This post is part of a series of posts entitled A Guide To Intellectual Property Protection. For a comprehensive list of articles contained in this series, click here.

Minn. Stat. § 325A.04 requires invention marketing services soliciting businesses in Minnesota to disclose how many individuals who have come to that service for help have made money on the invention after contracting for the service. This number is usually quite small, such as 1 out of 500 or 1,000 people. If the service refuses to provide you with this information or such information seems to be too good to be true, be skeptical and demand proof of their claims.

Among other states, California has a related provision (California Business and Professional Code 22370) which prohibits the activities of most typical invention marketing organizations.

The services typically offered by invention marketing services include patentability searches, patent application drafting and prosecution, direct mailings to businesses that might be interested in selling your invention, review of trade directories and census documents to determine the potential market for your invention, presenting a written description of your invention at trade shows, and furnishing their client with the names of potential manufacturers. Generally, patentability searches and patent applications prepared by the services tend to be of reasonable quality. However, the value of the other services offered is questionable. It is strongly recommended that an inventor contemplating using such services carefully review what he or she is getting for his or her investment, as well as the usefulness of the information and services received.

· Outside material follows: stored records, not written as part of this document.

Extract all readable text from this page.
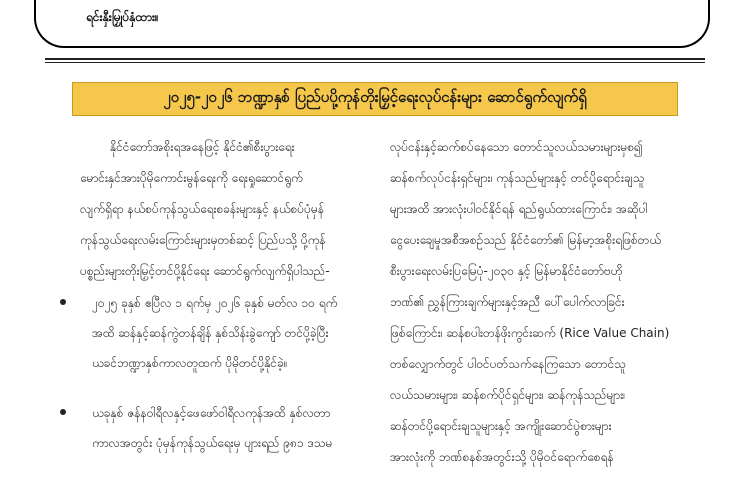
ရင်းနှီးမြှုပ်နှံထား။
၂၀၂၅-၂၀၂၆ ဘဏ္ဍာနှစ် ပြည်ပပို့ကုန်တိုးမြှင့်ရေးလုပ်ငန်းများ ဆောင်ရွက်လျက်ရှိ
နိုင်ငံတော်အစိုးရအနေဖြင့် နိုင်ငံ၏စီးပွားရေး
မောင်းနှင်အားပိုမိုကောင်းမွန်ရေးကို ရေးရှုဆောင်ရွက်
လျက်ရှိရာ နယ်စပ်ကုန်သွယ်ရေးစခန်းများနှင့် နယ်စပ်ပုံမှန်
ကုန်သွယ်ရေးလမ်းကြောင်းများမှတစ်ဆင့် ပြည်ပသို့ ပို့ကုန်
ပစ္စည်းများတိုးမြှင့်တင်ပို့နိုင်ရေး ဆောင်ရွက်လျက်ရှိပါသည်-
၂၀၂၅ ခုနှစ် ဧပြီလ ၁ ရက်မှ ၂၀၂၆ ခုနှစ် မတ်လ ၁၀ ရက်
အထိ ဆန်နှင့်ဆန်ကွဲတန်ချိန် နှစ်သိန်းခွဲကျော် တင်ပို့ခဲ့ပြီး
ယခင်ဘဏ္ဍာနှစ်ကာလတူထက် ပိုမိုတင်ပို့နိုင်ခဲ့။
ယခုနှစ် ဇန်နဝါရီလနှင့်ဖေဖော်ဝါရီလကုန်အထိ နှစ်လတာ
ကာလအတွင်း ပုံမှန်ကုန်သွယ်ရေးမှ ပျားရည် ၉၈၁ ဒသမ
လုပ်ငန်းနှင့်ဆက်စပ်နေသော တောင်သူလယ်သမားများမှစ၍
ဆန်စက်လုပ်ငန်းရှင်များ၊ ကုန်သည်များနှင့် တင်ပို့ရောင်းချသူ
များအထိ အားလုံးပါဝင်နိုင်ရန် ရည်ရွယ်ထားကြောင်း၊ အဆိုပါ
ငွေပေးချေမှုအစီအစဉ်သည် နိုင်ငံတော်၏ မြန်မာ့အစိုးရဖြစ်တယ်
စီးပွားရေးလမ်းပြမြေပုံ-၂၀၃၀ နှင့် မြန်မာနိုင်ငံတော်ဗဟို
ဘဏ်၏ ညွှန်ကြားချက်များနှင့်အညီ ပေါ်ပေါက်လာခြင်း
ဖြစ်ကြောင်း၊ ဆန်စပါးတန်ဖိုးကွင်းဆက် (Rice Value Chain)
တစ်လျှောက်တွင် ပါဝင်ပတ်သက်နေကြသော တောင်သူ
လယ်သမားများ၊ ဆန်စက်ပိုင်ရှင်များ၊ ဆန်ကုန်သည်များ၊
ဆန်တင်ပို့ရောင်းချသူများနှင့် အကျိုးဆောင်ပွဲစားများ
အားလုံးကို ဘဏ်စနစ်အတွင်းသို့ ပိုမိုဝင်ရောက်စေရန်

A better alternative to employing invention marketing services (and, in many cases, to immediately filing a patent application) is for the inventor to utilize the money that would have been spent on those services to directly contact and meet with potential marketers of the invention. In practice, this is the most successful strategy for independent inventors with limited financial resources. A patent may bring economic benefit to the patent owner by the outright sale of the patent, licensing the patent to others, or by commercially exploiting the patented invention itself. In order for the independent inventor to attempt either the sale or licensing of the patent, he or she must first identify the potential buyers/licensees. Once a potential buyer is located, one must then place a value on the patent. If the product covered by the patent has not yet been commercially produced, it may be quite difficult to determine accurately the value of the patent. Therefore, the patent owner may wish to license the patent and obtain a royalty on the future commercial exploitation of the patent. The specific terms of each individual license would have to be negotiated with the licensee. A typical license agreement might include a lump sum payment to be made immediately upon the licensing of the patent, as well as a royalty to be paid for each patented product produced. A license may be exclusive, granting all the patent rights to a single licensee. Alternatively, a license may be nonexclusive, so that the patent owner may license several different licensees. The length of the license can be for any term agreeable between the parties, not to exceed the life of the patent.